Mutual Funds or ETFs
Another typical and relatively simple way to add commodities to your portfolio is to invest in mutual funds or ETFs that track or directly invest in the items you’re interested in investing in. For example, some funds may follow market indexes for certain items. Others, however, own the product.
Unlike buying the raw items, this is a more hands-off method of dipping your toe in the commodity market via a brokerage or retirement account. You don’t have to deal with the potential difficulty of being an owner of valuable commodities and trying to sell them.
Futures Contracts
A final way to invest in commodities is via futures. In short, this is a contract that allows you to trade a commodity at a specific amount in the future.

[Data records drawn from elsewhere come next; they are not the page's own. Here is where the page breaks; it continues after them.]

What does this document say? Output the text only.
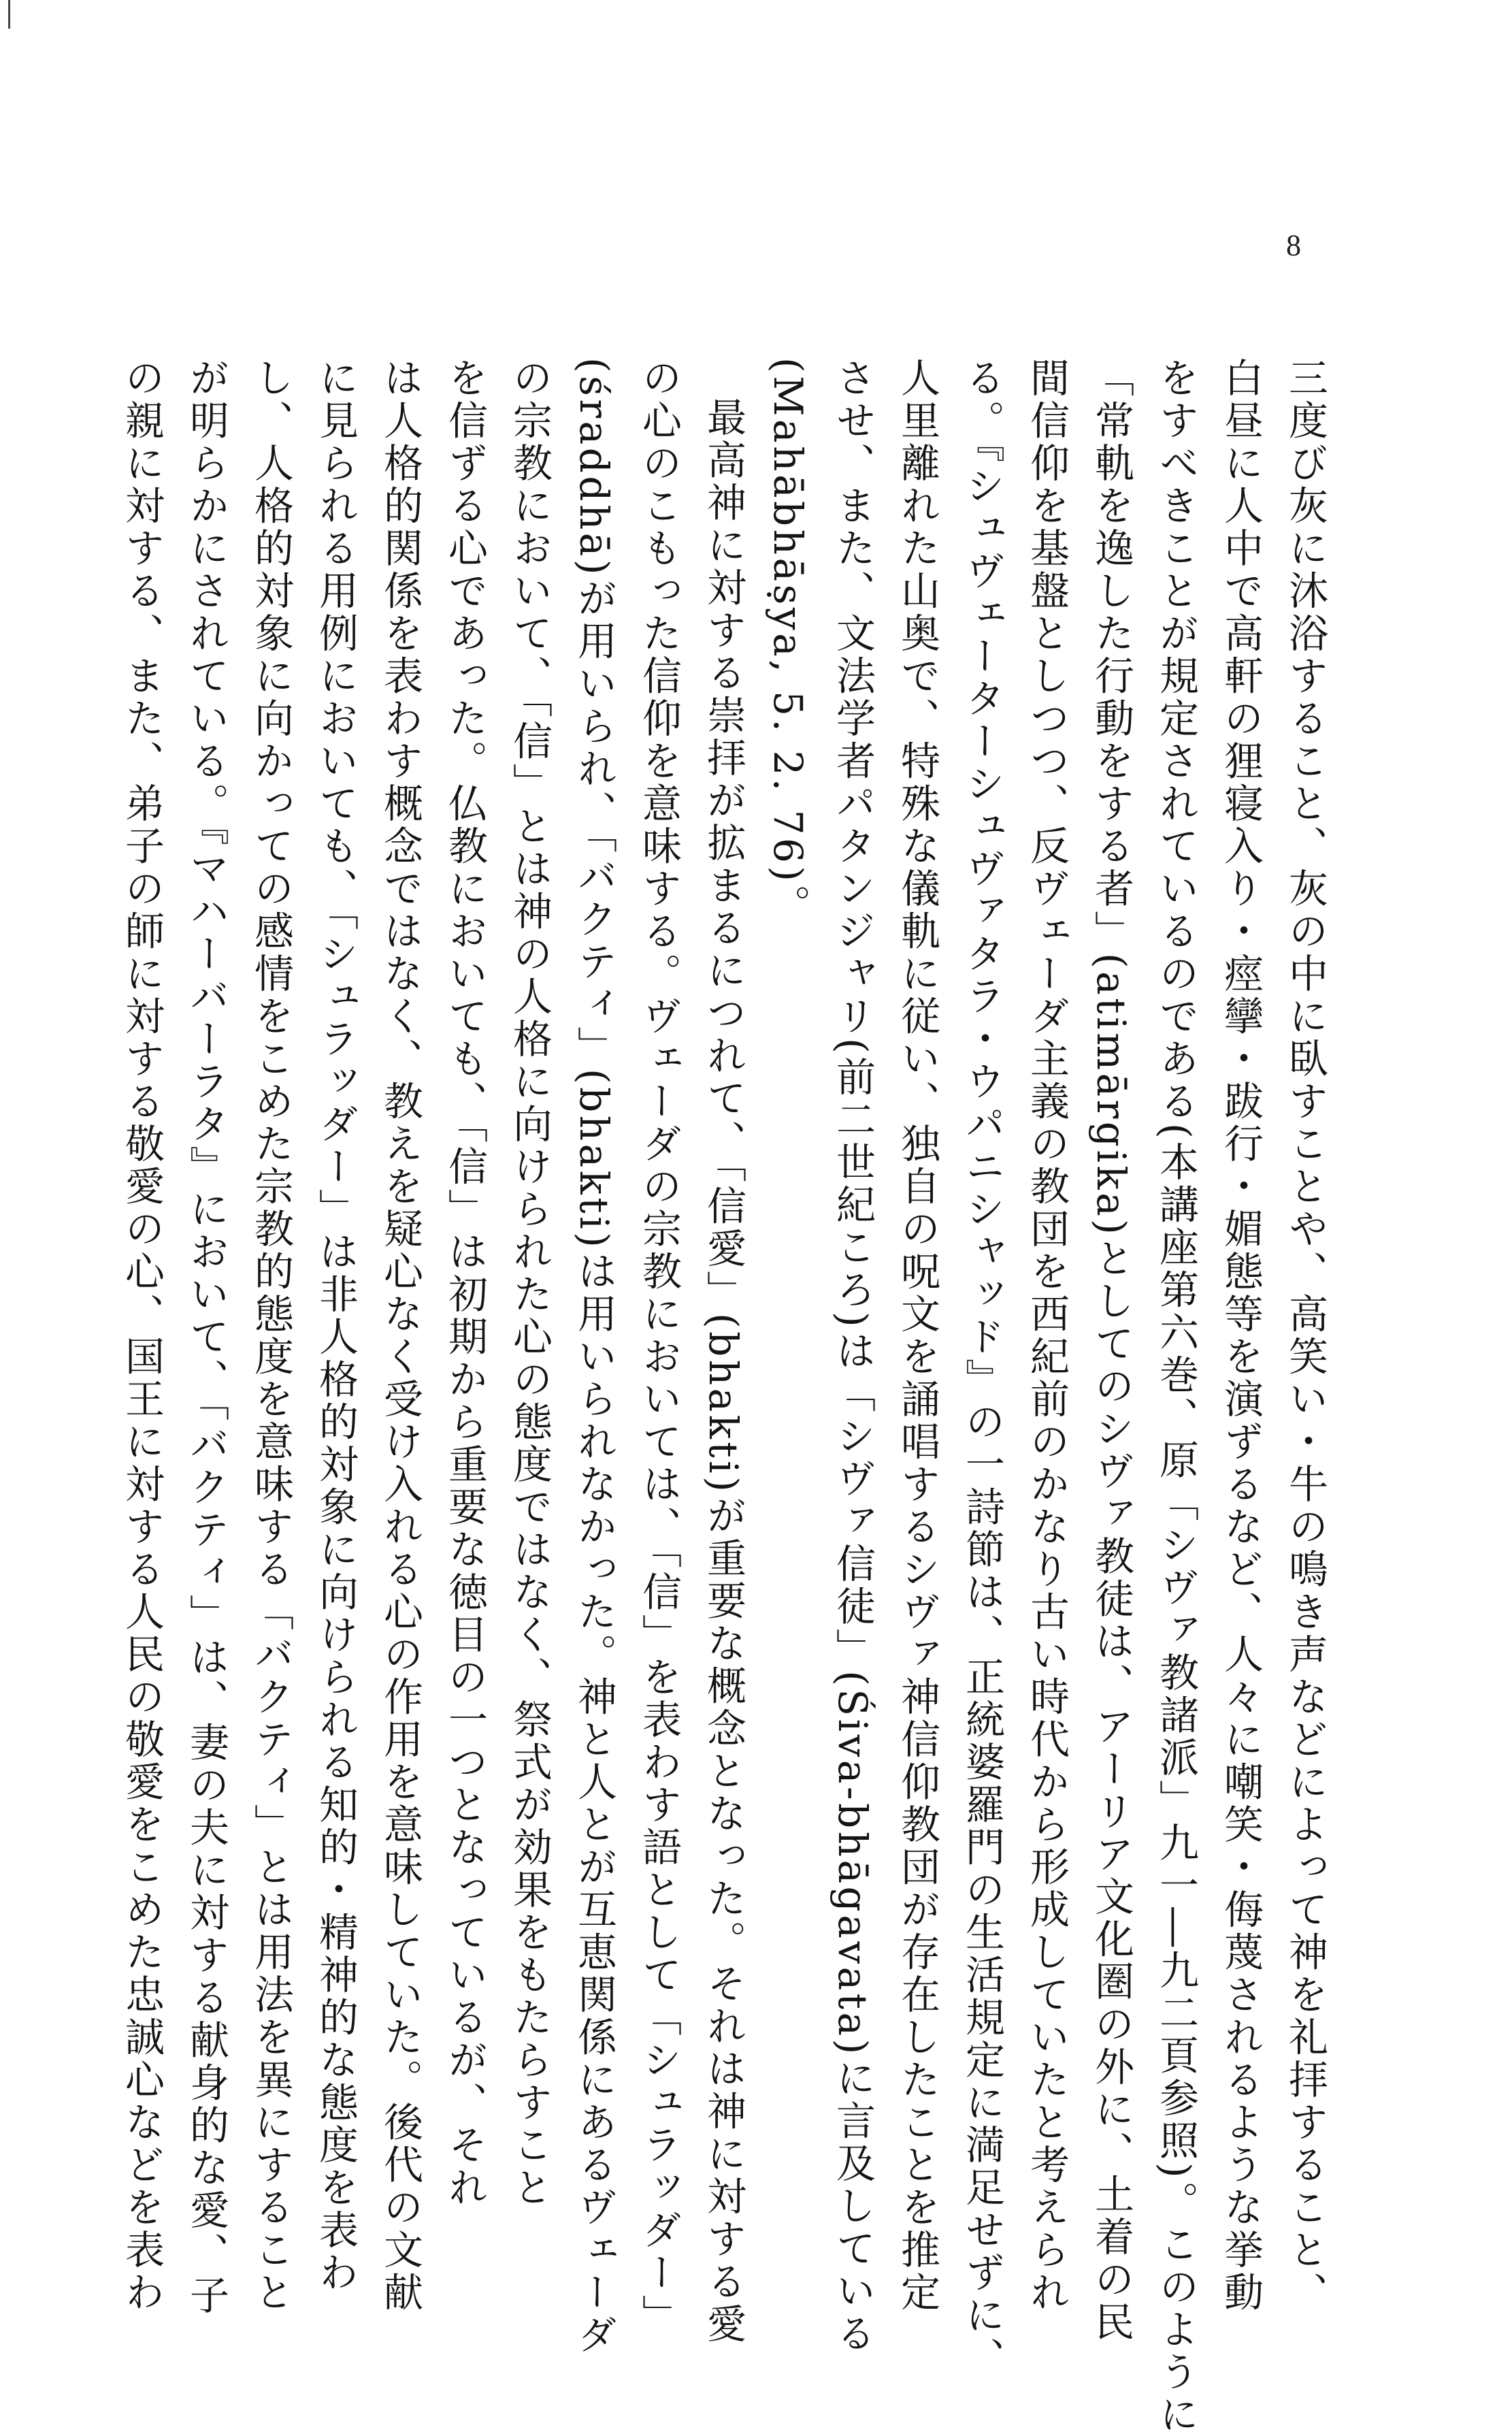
8
三度び灰に沐浴すること、灰の中に臥すことや、高笑い・牛の鳴き声などによって神を礼拝すること、
白昼に人中で高軒の狸寝入り・痙攣・跋行・媚態等を演ずるなど、人々に嘲笑・侮蔑されるような挙動
をすべきことが規定されているのである(本講座第六巻、原「シヴァ教諸派」九一―九二頁参照)。このように
「常軌を逸した行動をする者」(atimārgika)としてのシヴァ教徒は、アーリア文化圏の外に、土着の民
間信仰を基盤としつつ、反ヴェーダ主義の教団を西紀前のかなり古い時代から形成していたと考えられ
る。『シュヴェーターシュヴァタラ・ウパニシャッド』の一詩節は、正統婆羅門の生活規定に満足せずに、
人里離れた山奥で、特殊な儀軌に従い、独自の呪文を誦唱するシヴァ神信仰教団が存在したことを推定
させ、また、文法学者パタンジャリ(前二世紀ころ)は「シヴァ信徒」(Śiva-bhāgavata)に言及している
(Mahābhāṣya, 5. 2. 76)。
最高神に対する崇拝が拡まるにつれて、「信愛」(bhakti)が重要な概念となった。それは神に対する愛
の心のこもった信仰を意味する。ヴェーダの宗教においては、「信」を表わす語として「シュラッダー」
(śraddhā)が用いられ、「バクティ」(bhakti)は用いられなかった。神と人とが互恵関係にあるヴェーダ
の宗教において、「信」とは神の人格に向けられた心の態度ではなく、祭式が効果をもたらすこと
を信ずる心であった。仏教においても、「信」は初期から重要な徳目の一つとなっているが、それ
は人格的関係を表わす概念ではなく、教えを疑心なく受け入れる心の作用を意味していた。後代の文献
に見られる用例においても、「シュラッダー」は非人格的対象に向けられる知的・精神的な態度を表わ
し、人格的対象に向かっての感情をこめた宗教的態度を意味する「バクティ」とは用法を異にすること
が明らかにされている。『マハーバーラタ』において、「バクティ」は、妻の夫に対する献身的な愛、子
の親に対する、また、弟子の師に対する敬愛の心、国王に対する人民の敬愛をこめた忠誠心などを表わ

According to the Commodity Futures Trading Commission (CFTC), however, this is a difficult, complex, and risky method that is often for institutional investors or individuals with significant knowledge of the industry.
Frequently Asked Questions
Are commodities a good investment?
Commodities can be effective investments if your goal is to diversify your portfolio or potentially hedge against inflation; however, this will depend on many nuances and factors, such as your circumstances and market conditions. As noted, commodity items don’t often yield as high returns as equities and, thus, may be a supplementary piece of an investment plan.
How can a novice investor add commodities to their portfolio?
A beginning investor could add commodities to their portfolio through mutual funds or ETFs that track items with tangible value, such as oil, precious metals, or agricultural products. However, to know if it’s the right choice for you, we recommend consulting the expertise of a financial advisor.
What is the biggest downside of commodities?
One of the biggest drawbacks of commodities is that they can drastically lose their value because of a range of political, geographical, or economic events. While they have a reputation for having different sources of value from equities, commodities are still prone to a unique set of risks.